A CADA 4 HORAS, UM NEGRO MORTO A BALA
O boletim revela que a cada quatro horas uma pessoa negra foi morta, em 2022, pela polícia nos oito estados monitorados.
"São quatro anos de estudo e nos causa perplexidade e inquietação observar que o número de negros mortos pela violência policial continua a representar a imensa maioria de um total elevado de vítimas", disse a cientista social Silvia Ramos, coordenadora nacional da Rede de Observatórios.
"Ainda lidamos com uma prática de negligenciamento do perfil dos mortos por agentes de segurança, fato que impacta diretamente no desenvolvimento de políticas públicas que possam mudar essa realidade e efetivamente traga segurança para toda a população", acrescentou.
AUDIÊNCIA PÚBLICA DISCUTE TEMA
Nesta quinta-feira, a partir das 14h, o Fórum Popular de Segurança Pública de Pernambuco (FPSP/PE) estará presente na audiência pública "O aumento da violência letal e a situação da Segurança Pública em Pernambuco", na Assembleia Legislativa de Pernambuco (Alepe).
Foram convidados para o encontro gestores públicos, parlamentares, movimentos sociais, redes e organizações da sociedade civil e familiares de vítimas da letalidade policial.
A audiência foi solicitada pelo Fórum à Comissão Cidadania, Direitos Humanos e Participação Popular da Alepe, que promoverá o encontro por meio dos mandatos da deputada estadual Dani Portela (Psol) e João Paulo Oliveira (PT), presidenta e membro da Comissão, respectivamente. O evento é aberto ao público.
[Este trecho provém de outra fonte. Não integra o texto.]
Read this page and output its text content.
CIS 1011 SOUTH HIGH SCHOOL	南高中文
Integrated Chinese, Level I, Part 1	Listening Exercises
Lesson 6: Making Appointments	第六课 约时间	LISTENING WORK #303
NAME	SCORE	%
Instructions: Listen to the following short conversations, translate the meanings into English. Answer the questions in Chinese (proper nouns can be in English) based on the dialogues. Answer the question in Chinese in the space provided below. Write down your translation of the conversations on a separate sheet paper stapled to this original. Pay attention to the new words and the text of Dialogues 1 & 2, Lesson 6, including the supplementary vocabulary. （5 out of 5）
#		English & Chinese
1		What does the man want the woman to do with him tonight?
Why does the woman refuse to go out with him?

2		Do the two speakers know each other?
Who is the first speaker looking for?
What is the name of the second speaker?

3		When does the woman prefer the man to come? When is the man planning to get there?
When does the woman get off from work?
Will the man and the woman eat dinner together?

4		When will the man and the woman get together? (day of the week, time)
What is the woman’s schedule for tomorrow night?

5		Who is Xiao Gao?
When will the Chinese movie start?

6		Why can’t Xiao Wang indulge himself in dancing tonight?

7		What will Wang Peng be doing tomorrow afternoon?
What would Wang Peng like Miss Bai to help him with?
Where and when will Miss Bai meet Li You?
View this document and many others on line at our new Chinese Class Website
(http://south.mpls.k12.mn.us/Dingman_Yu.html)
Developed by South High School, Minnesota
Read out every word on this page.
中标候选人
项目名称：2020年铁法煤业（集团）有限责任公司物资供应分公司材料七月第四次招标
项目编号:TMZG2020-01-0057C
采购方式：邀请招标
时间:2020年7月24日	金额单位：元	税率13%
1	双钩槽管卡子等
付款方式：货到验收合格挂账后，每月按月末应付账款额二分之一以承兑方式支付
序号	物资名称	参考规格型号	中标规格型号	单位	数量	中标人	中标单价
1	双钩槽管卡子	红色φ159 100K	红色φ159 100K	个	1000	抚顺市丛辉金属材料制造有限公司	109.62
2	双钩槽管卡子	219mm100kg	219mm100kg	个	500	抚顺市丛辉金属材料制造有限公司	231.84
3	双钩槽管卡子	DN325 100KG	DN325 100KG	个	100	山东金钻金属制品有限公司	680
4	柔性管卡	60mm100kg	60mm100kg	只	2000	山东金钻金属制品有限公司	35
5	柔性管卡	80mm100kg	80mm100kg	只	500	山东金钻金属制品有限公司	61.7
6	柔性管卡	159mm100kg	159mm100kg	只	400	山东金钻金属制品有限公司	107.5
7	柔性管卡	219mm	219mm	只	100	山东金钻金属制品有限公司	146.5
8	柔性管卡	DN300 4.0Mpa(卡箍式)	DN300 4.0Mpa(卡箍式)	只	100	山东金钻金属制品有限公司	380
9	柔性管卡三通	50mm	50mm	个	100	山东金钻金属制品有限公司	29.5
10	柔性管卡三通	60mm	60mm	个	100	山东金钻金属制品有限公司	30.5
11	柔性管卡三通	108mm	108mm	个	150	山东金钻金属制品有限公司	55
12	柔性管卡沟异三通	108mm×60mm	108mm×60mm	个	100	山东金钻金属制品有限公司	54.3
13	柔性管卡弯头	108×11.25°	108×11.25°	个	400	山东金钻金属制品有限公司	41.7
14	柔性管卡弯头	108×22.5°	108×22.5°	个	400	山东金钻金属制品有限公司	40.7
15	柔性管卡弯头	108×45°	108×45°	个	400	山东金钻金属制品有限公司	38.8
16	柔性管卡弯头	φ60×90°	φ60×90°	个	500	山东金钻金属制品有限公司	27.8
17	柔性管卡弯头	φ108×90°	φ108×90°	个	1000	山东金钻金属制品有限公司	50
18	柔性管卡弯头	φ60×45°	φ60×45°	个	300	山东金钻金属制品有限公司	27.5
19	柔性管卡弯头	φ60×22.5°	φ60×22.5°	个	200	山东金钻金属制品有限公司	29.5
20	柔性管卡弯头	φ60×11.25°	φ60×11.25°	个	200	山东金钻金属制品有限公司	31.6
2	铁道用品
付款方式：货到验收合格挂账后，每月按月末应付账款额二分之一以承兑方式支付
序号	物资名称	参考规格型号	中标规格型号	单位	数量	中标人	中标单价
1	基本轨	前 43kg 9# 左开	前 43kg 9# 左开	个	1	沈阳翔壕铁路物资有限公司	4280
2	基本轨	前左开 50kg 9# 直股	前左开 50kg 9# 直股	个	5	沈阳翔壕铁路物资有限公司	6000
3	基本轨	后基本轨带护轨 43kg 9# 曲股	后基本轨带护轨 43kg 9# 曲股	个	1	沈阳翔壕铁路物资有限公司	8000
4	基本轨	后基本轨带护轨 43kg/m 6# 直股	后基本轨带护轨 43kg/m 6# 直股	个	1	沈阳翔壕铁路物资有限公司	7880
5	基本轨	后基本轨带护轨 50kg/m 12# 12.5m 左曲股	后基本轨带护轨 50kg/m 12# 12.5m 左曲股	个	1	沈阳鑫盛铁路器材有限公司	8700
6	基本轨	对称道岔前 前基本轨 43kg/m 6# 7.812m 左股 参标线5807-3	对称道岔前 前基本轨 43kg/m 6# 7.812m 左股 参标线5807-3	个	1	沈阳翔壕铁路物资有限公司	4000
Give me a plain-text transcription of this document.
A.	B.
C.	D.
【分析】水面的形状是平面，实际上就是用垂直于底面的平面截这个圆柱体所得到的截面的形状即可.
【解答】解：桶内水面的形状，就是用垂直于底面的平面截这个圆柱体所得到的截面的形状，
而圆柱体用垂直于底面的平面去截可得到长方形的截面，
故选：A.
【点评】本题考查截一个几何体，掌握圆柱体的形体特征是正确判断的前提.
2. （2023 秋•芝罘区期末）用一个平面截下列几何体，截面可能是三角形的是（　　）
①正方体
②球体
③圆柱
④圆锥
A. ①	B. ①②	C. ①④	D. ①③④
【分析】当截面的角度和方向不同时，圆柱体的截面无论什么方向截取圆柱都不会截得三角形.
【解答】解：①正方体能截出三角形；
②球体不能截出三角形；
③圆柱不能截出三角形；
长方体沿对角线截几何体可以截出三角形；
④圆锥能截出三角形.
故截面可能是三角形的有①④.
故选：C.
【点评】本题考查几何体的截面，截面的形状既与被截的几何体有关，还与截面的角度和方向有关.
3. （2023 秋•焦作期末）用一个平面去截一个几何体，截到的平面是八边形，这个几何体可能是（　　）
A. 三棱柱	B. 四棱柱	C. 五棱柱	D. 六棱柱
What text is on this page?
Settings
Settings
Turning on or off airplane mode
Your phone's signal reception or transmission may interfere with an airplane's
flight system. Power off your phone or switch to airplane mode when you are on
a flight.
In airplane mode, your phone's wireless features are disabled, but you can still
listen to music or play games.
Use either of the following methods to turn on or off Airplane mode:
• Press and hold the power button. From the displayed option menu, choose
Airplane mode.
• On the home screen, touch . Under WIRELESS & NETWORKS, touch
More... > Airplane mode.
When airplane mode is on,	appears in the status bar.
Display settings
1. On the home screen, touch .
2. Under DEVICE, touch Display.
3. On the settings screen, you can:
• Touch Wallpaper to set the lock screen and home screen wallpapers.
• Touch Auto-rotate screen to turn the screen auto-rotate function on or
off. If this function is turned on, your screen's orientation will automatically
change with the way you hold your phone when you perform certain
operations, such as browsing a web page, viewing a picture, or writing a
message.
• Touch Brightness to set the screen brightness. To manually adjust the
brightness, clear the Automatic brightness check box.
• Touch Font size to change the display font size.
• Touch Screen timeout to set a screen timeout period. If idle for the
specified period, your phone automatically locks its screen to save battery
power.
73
O QUE É A REDE DE OBSERVATÓRIOS?
A Rede de Observatórios da Segurança atua na produção cidadã de dados com rigor metodológico em oito estados, em parceria com instituições locais. O objetivo é monitorar e difundir informações sobre segurança pública, violência e direitos humanos.
É realizado o acompanhamento de indicadores de segurança junto a parceiros como a Iniciativa Negra Por Uma Nova Política de Drogas, da Bahia; o Laboratório de Estudos da Violência (LEV), do Ceará; a Rede de Estudos Periféricos (REP), do Maranhão; o Grupo de Pesquisa Territórios Emergentes e Redes de Resistência na Amazônia (TERRA), do Pará; o Gabinete de Assessoria Jurídica às Organizações Populares (Gajop), de Pernambuco; o Núcleo de Pesquisas sobre Crianças, Adolescentes e Jovens (NUPEC), do Piauí; e o Núcleo de Estudos da Violência (NEV/USP), de São Paulo.